For three weeks I stayed in Los Angeles. Lodging in the home of Carl and Linda Gordon and visiting UCLA to give a talk and work on a problem in lambda calculus17.
It was a happy time. My recent girlfriend Donna and her daughter Buffee had visited me for a long weekend. After having brought them to the airport, I went for a short ride in one of the many deserts that surround LA. Driving for a while I saw from the right a small cloud of dust approaching the path I drove on. Comming closer it turned out to be a running man. He gestured me to stop. Almost exhausted, he had run in order to be able to hold me: his car was broken down. We drove to the nearest garage, half an hour away, and he could get a four-wheel drive for towing his car. Being in a good spirits I returned to the place where I stayed. Work on the problem went well18.

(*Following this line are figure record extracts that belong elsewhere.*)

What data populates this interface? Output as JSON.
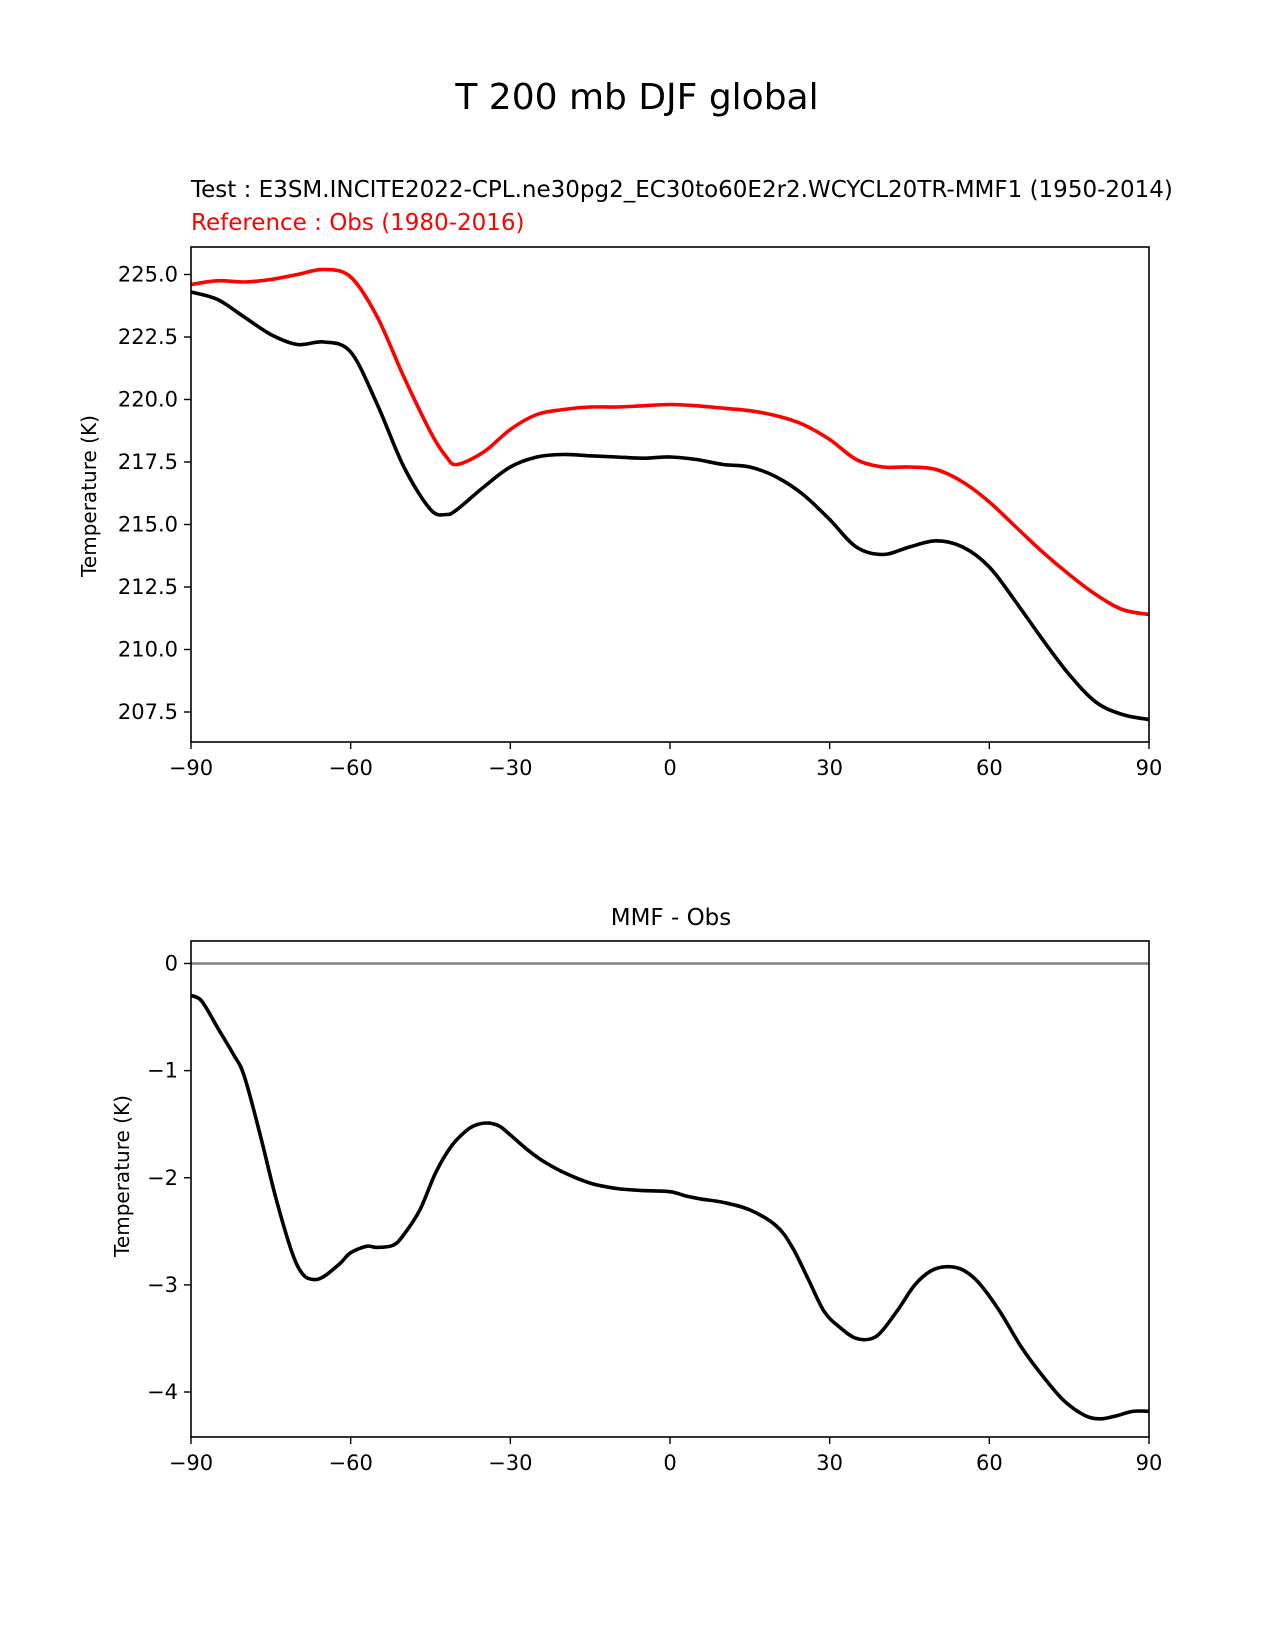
{
  "figure_title": "T 200 mb DJF global",
  "chart_data": [
    {
      "type": "line",
      "title": "",
      "subtitle_test": "Test : E3SM.INCITE2022-CPL.ne30pg2_EC30to60E2r2.WCYCL20TR-MMF1 (1950-2014)",
      "subtitle_reference": "Reference : Obs (1980-2016)",
      "xlabel": "",
      "ylabel": "Temperature (K)",
      "xlim": [
        -90,
        90
      ],
      "ylim": [
        206.3,
        226.1
      ],
      "xticks": [
        -90,
        -60,
        -30,
        0,
        30,
        60,
        90
      ],
      "xtick_labels": [
        "−90",
        "−60",
        "−30",
        "0",
        "30",
        "60",
        "90"
      ],
      "yticks": [
        207.5,
        210.0,
        212.5,
        215.0,
        217.5,
        220.0,
        222.5,
        225.0
      ],
      "ytick_labels": [
        "207.5",
        "210.0",
        "212.5",
        "215.0",
        "217.5",
        "220.0",
        "222.5",
        "225.0"
      ],
      "series": [
        {
          "name": "Test",
          "color": "#000000",
          "x": [
            -90,
            -85,
            -80,
            -75,
            -70,
            -65,
            -60,
            -55,
            -50,
            -45,
            -42,
            -40,
            -35,
            -30,
            -25,
            -20,
            -15,
            -10,
            -5,
            0,
            5,
            10,
            15,
            20,
            25,
            30,
            35,
            40,
            45,
            50,
            55,
            60,
            65,
            70,
            75,
            80,
            85,
            90
          ],
          "values": [
            224.3,
            224.0,
            223.3,
            222.6,
            222.2,
            222.3,
            221.9,
            219.8,
            217.3,
            215.6,
            215.4,
            215.6,
            216.5,
            217.3,
            217.7,
            217.8,
            217.75,
            217.7,
            217.65,
            217.7,
            217.6,
            217.4,
            217.3,
            216.9,
            216.2,
            215.2,
            214.1,
            213.8,
            214.1,
            214.35,
            214.1,
            213.3,
            211.9,
            210.4,
            209.0,
            207.9,
            207.4,
            207.2
          ]
        },
        {
          "name": "Reference",
          "color": "#ff0000",
          "x": [
            -90,
            -85,
            -80,
            -75,
            -70,
            -65,
            -60,
            -55,
            -50,
            -45,
            -42,
            -40,
            -35,
            -30,
            -25,
            -20,
            -15,
            -10,
            -5,
            0,
            5,
            10,
            15,
            20,
            25,
            30,
            35,
            40,
            45,
            50,
            55,
            60,
            65,
            70,
            75,
            80,
            85,
            90
          ],
          "values": [
            224.6,
            224.75,
            224.7,
            224.8,
            225.0,
            225.2,
            224.9,
            223.3,
            220.9,
            218.7,
            217.7,
            217.4,
            217.9,
            218.8,
            219.4,
            219.6,
            219.7,
            219.7,
            219.75,
            219.8,
            219.75,
            219.65,
            219.55,
            219.35,
            219.0,
            218.4,
            217.6,
            217.3,
            217.3,
            217.2,
            216.7,
            215.9,
            214.9,
            213.9,
            213.0,
            212.2,
            211.6,
            211.4
          ]
        }
      ]
    },
    {
      "type": "line",
      "title": "MMF - Obs",
      "xlabel": "",
      "ylabel": "Temperature (K)",
      "xlim": [
        -90,
        90
      ],
      "ylim": [
        -4.42,
        0.21
      ],
      "xticks": [
        -90,
        -60,
        -30,
        0,
        30,
        60,
        90
      ],
      "xtick_labels": [
        "−90",
        "−60",
        "−30",
        "0",
        "30",
        "60",
        "90"
      ],
      "yticks": [
        -4,
        -3,
        -2,
        -1,
        0
      ],
      "ytick_labels": [
        "−4",
        "−3",
        "−2",
        "−1",
        "0"
      ],
      "zero_line": {
        "value": 0,
        "color": "#808080"
      },
      "series": [
        {
          "name": "MMF - Obs",
          "color": "#000000",
          "x": [
            -90,
            -88,
            -85,
            -82,
            -80,
            -77,
            -74,
            -71,
            -69,
            -67,
            -65,
            -62,
            -60,
            -57,
            -55,
            -52,
            -50,
            -47,
            -44,
            -41,
            -38,
            -36,
            -34,
            -32,
            -30,
            -27,
            -24,
            -20,
            -15,
            -10,
            -5,
            0,
            3,
            6,
            10,
            15,
            20,
            23,
            26,
            29,
            32,
            35,
            38,
            40,
            43,
            46,
            49,
            52,
            55,
            58,
            62,
            66,
            70,
            74,
            78,
            81,
            84,
            87,
            90
          ],
          "values": [
            -0.3,
            -0.35,
            -0.6,
            -0.85,
            -1.05,
            -1.6,
            -2.2,
            -2.7,
            -2.9,
            -2.95,
            -2.92,
            -2.8,
            -2.7,
            -2.64,
            -2.65,
            -2.63,
            -2.53,
            -2.3,
            -1.95,
            -1.7,
            -1.55,
            -1.5,
            -1.49,
            -1.52,
            -1.6,
            -1.73,
            -1.84,
            -1.95,
            -2.05,
            -2.1,
            -2.12,
            -2.13,
            -2.17,
            -2.2,
            -2.23,
            -2.3,
            -2.45,
            -2.65,
            -2.95,
            -3.25,
            -3.4,
            -3.5,
            -3.5,
            -3.42,
            -3.22,
            -3.0,
            -2.87,
            -2.83,
            -2.86,
            -2.98,
            -3.25,
            -3.58,
            -3.85,
            -4.08,
            -4.22,
            -4.25,
            -4.22,
            -4.18,
            -4.18
          ]
        }
      ]
    }
  ]
}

Having got a taste for Zen I looked in the phonebook for a Zendo in LA. Found the `Los Angeles Zen Center'. It turned out to be one in the tradition of the Rinzai school. Sitting was done facing the center of the hall. A period lasted 25 minutes. Kinhin, the walking, was not done slowly. On the contrary, it was in the outside garden and in a fast marching tempo we walked vigorously. One morning session consisted not of two, but of three sitting periods. Together with the two walk rounds of 10 minutes the total practice lasted about the same time as the ones in Los Altos in the Soto tradition.
After the practice I read on a bulletin board that in coming evening there would be Sanzen. ``What is that?'', I asked a fellow student. ``Zazen is our sitting practice like this morning. During Sanzen we will get interviewed by the Master and get a koan to solve'', he answered. That sounded interesting. In fact, in spite of the half year Zen in the Bay Area, I had never heard the word Koan, so distinctly memorable from the lesson of Bloem and the writings of Suzuki. Yes, I wanted to go.
Returning home, it was still only 6:30 a.m., I had to ride 20 km to the part of the city where I was staying. Because of the time of the day this went smoothly. Arrived I could not resist writing an amateur haiku.
|Leaving the Zendo,|
|the freeways are convenient.|
|Rain over LA.|
A few days later in the evening time for Sanzen was there. We started the practice as usual with a sitting period. After a bell sounded we remained sitting. A woman got up as first and left the hall for a corridor on the side. Another student left in the same direction. And so on. After a while I felt it was my time to leave the meditation hall. The corridor was long and dimly lit. Most students were still in it, sitting one behind the other on their knees, bottom on heels style. We heard a small bell. The person in front got up and went into a room to the right. All others moved forward one place. The resulting suspense was like in the better thrillers: our expectation got aroused.
When I had finally reached the front of the waiting queue, a fellow behind me already had noticed that I was new to this all. ``When you enter the room of the Master,'' he whispered ``make three prostrations like this'' and showed me. The small bell rang again and I had to go.
Entering the room on the right, there ! was the Master, small, Japanese and in his sixties or seventies. He was actually not in that room, but in one further room having a large circular entrance from the place where I was. Remembering that I had to make these three bows, I only wondered whether to do them in room I stood, or in the room behind the circular opening. It was not hard to decide to do the first. Whether this was correct or not I did not know, but with his ``Art nouveau'' stick the Master made a few jerky cirkels indicating I had to come in his room proper.
His eyes were not unfriendly, but stern compared with those of Kobun. After observing me for a few seconds he asked: ``What are you doing in Los Angeles?'' ``Mathematics'', I answered. ``Are you student or teacher?'' he asked next. ``Teacher.'' Then he started to give a small lecture. About the number zero, about the Buddhist concepts of nothingness and no-mind. Then he came with the koan: ``How much equals one plus one.'' My guts telling me that it was better not to answer the obvious, I said: ``That depends on the number-system we are in.'' ``Do'nt say that. Give me an answer!'' he objected. Then I ventured ``One plus one equals zero.'' ``That is correct!'' he exclaimed. ``I will give you a second koan. How does one drive a car with no-mind?'' I knew the answer, so I thought and the following words came in my mind. ``While driving with no-mind, one starts viewing the car as an extension of our body. It is the body that accelerates or slows down. Everything flows so naturally that it is done with no-mind'' and I started to convey this. The Master started to listen carefully, but after two seconds he rang the small bell. It was the sign that the next student could come in and that my answer was not correct.
Driving home at 9:30 p.m. the LA traffic conditions were totally different from those during the very early morning. Not driving with no-mind I was pondering over the Sanzen session. It made me drive slowly. Irritated by this someone behind me used his claxon. Then I suddenly knew the answer to the second koan19.